Expanding access to goods and services for the billions of people at the base of the pyramid (BoP) is not simply a growth opportunity – but a business necessity. However, reaching low-income markets often requires navigating fragmented - or in many cases, nonexistent - distribution and sales networks.
In recognition of this complexity and the challenges facing micro-enterprises in downstream value chains, a growing number of large companies are employing inclusive distribution network models that seek to empower low-income entrepreneurs and strengthen enterprises while helping companies increase sales and reach new markets. For the handful of these networks that have successfully reached scale, there are many more that have remained siloed CSR initiatives, morphed into non-profit entities, or simply faded away.
This online discussion is part of the Inclusive Distribution Challenge and coincides with the launch of a new discussion paper, which identifies three models of inclusive distribution and highlights eight emerging lessons on how to achieve scale. This online discussion aims to crowd-source more examples and input on business actions and partnerships and help prioritize Phase 2 of the Challenge focused on specific solutions to scale.
1. What are some examples of inclusive distribution networks, and how are they expanding opportunities at the BoP and creating value for businesses?
2. What are the most significant challenges to scale these models, and how do they vary across models, regions, and/or industries?
3. What are some emerging lessons and solutions on achieving scale, and where are there opportunities for more partnerships?
Thank you, Fernando, for those great thoughts on partnership. I wonder if you've run into any good resources looking at organizations that sell and/or distribute a combination of FMCG and durable goods? Are there any challenges that such organizations should be ready to face if they go down that path?
Fernando Casado said:
some areas where we think partnerships in the distribution channels could add value:
Improving distribution of FMCG products to last mile approach A partnership culture can improve and enhance infrastructures and networks, providing improved distribution systems for product delivery at the last mile. In Uganda, Living Goods leverages the network of the BRAC NGO to distribute its products, including a fortified porridge, to communities in urban and especially in rural areas
Creating and strengthening a joint culture among FMCG stakeholders Given the different voids and lack of synergies among partners within the FMCG ecosystem, enhancing a joint culture generated through partnerships could promote management systems oriented towards social impact, guaranteeing results, expanding knowledge generation, and information sharing, as well as spurring innovation and better communication systems amongst the players. The Senegalese dairy company, La Laiterie du Berger, collaborated with the Enda Graf Sahel NGO and the Ministry of Education, to develop a specific program based on the distribution of a fortified product to school-age children in Senegal. All stakeholders shared the common goal of improving the diet and nutrition of children in Senegal and have joined together to maximise their impact
Improving sustainability of the FMCG value chain Partnerships can reinforce the engagement of key players working on improved packaging design as well as the collection and recycling of waste. In Mexico, Bonafont partners with Pasa, Ashoka, and Mundo Sustentable, to reduce the company’s environmental footprint by using recycled PET to produce its bottles.

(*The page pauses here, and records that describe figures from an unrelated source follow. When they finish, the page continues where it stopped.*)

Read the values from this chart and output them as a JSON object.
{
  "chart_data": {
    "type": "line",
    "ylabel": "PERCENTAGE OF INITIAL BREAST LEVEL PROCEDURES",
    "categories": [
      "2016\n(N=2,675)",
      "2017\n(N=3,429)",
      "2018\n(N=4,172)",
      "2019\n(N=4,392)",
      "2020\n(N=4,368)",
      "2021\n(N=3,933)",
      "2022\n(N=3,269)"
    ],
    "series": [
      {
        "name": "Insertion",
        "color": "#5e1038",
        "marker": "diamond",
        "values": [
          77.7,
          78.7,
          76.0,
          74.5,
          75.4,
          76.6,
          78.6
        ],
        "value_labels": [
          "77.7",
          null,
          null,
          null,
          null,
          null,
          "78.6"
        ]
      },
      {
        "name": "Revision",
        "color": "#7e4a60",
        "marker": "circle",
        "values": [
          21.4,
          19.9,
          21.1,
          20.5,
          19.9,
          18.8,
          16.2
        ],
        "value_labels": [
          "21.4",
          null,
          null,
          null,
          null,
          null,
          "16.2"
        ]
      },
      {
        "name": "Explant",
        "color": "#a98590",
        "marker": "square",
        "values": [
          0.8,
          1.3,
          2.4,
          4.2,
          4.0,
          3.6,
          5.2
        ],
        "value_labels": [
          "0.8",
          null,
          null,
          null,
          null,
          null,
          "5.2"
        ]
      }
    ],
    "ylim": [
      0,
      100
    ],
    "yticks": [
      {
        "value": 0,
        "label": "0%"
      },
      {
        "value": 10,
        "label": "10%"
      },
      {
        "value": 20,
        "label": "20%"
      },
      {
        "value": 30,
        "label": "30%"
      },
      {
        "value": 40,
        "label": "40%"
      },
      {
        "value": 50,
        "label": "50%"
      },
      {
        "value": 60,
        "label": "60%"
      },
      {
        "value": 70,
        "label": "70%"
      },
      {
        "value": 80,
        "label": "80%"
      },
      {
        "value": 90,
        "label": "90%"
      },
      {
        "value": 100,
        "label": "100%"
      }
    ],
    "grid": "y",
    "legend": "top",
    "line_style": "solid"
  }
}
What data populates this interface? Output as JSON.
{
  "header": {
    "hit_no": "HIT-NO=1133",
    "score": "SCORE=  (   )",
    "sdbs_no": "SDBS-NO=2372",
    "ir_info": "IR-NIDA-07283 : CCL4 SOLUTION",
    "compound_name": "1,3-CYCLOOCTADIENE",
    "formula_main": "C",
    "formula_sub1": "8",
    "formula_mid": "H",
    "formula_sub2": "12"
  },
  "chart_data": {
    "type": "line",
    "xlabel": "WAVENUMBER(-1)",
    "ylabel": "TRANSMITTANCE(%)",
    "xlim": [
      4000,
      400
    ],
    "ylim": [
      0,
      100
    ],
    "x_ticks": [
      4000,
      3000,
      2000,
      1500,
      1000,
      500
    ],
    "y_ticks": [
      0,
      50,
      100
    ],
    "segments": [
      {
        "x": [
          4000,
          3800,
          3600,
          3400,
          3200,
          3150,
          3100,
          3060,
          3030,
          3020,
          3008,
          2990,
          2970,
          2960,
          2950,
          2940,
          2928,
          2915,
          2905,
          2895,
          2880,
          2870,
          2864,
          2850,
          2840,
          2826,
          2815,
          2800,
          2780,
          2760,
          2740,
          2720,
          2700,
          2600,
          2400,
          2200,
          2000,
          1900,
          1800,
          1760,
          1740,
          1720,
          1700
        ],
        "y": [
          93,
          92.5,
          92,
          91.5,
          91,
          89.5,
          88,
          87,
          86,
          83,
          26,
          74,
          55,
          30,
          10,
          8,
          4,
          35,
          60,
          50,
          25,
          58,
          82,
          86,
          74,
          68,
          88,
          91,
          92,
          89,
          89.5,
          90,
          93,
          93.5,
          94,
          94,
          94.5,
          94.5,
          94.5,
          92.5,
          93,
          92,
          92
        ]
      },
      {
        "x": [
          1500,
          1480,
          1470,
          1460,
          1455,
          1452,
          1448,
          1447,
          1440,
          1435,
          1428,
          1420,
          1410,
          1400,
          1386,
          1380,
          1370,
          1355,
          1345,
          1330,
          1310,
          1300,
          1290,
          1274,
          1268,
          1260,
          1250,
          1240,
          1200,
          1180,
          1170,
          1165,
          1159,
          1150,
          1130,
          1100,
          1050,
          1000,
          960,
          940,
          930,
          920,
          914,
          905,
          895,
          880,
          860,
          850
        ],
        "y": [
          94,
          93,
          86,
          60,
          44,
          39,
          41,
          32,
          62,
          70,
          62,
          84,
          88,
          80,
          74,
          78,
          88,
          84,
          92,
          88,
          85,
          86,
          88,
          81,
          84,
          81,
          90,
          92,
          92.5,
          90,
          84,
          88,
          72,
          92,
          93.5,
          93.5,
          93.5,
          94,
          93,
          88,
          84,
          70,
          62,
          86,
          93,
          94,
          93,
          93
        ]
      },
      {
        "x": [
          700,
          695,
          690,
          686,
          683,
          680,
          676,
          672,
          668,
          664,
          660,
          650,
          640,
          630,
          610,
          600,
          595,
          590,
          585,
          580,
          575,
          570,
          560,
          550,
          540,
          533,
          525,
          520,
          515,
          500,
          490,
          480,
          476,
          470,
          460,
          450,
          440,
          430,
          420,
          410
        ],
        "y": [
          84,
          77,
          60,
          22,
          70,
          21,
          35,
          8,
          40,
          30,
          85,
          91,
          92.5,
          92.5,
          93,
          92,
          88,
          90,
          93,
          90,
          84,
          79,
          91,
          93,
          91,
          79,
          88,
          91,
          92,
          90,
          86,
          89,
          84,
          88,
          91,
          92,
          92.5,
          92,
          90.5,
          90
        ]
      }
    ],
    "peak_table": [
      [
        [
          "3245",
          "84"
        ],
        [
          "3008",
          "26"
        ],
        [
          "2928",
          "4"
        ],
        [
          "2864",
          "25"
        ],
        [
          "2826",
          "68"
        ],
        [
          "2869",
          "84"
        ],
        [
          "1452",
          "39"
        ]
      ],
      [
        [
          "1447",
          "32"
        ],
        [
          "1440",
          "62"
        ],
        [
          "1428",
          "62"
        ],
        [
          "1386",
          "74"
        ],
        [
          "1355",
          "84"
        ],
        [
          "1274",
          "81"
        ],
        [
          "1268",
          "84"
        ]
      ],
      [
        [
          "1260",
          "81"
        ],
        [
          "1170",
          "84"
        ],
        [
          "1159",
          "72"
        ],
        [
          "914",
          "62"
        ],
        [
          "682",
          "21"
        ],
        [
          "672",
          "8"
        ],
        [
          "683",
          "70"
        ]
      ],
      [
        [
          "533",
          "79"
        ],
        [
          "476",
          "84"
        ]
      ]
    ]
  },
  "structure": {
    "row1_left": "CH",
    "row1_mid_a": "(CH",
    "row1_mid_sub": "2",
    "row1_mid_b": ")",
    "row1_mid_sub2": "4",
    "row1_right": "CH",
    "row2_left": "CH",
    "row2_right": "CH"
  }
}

Diversifying and increasing resources through joint mobilisation One of the main challenges the FMCG sector faces, is the need for intensive Research and Development funding in order to provide infrastructure for logistics or to promote pilot cases for testing. Partnership building in this context can become a successful mechanism for increasing funding and promoting co-funding structures through new and non-traditional partners, to respond properly to such financing needs. Through financial support from GAIN and the International Finance Corporation (IFC), Tetra Pak was able to offer Reybanpac’s fortified yoghurt product to low-income consumers in a safe and affordable package, matching the product and the target group’s needs.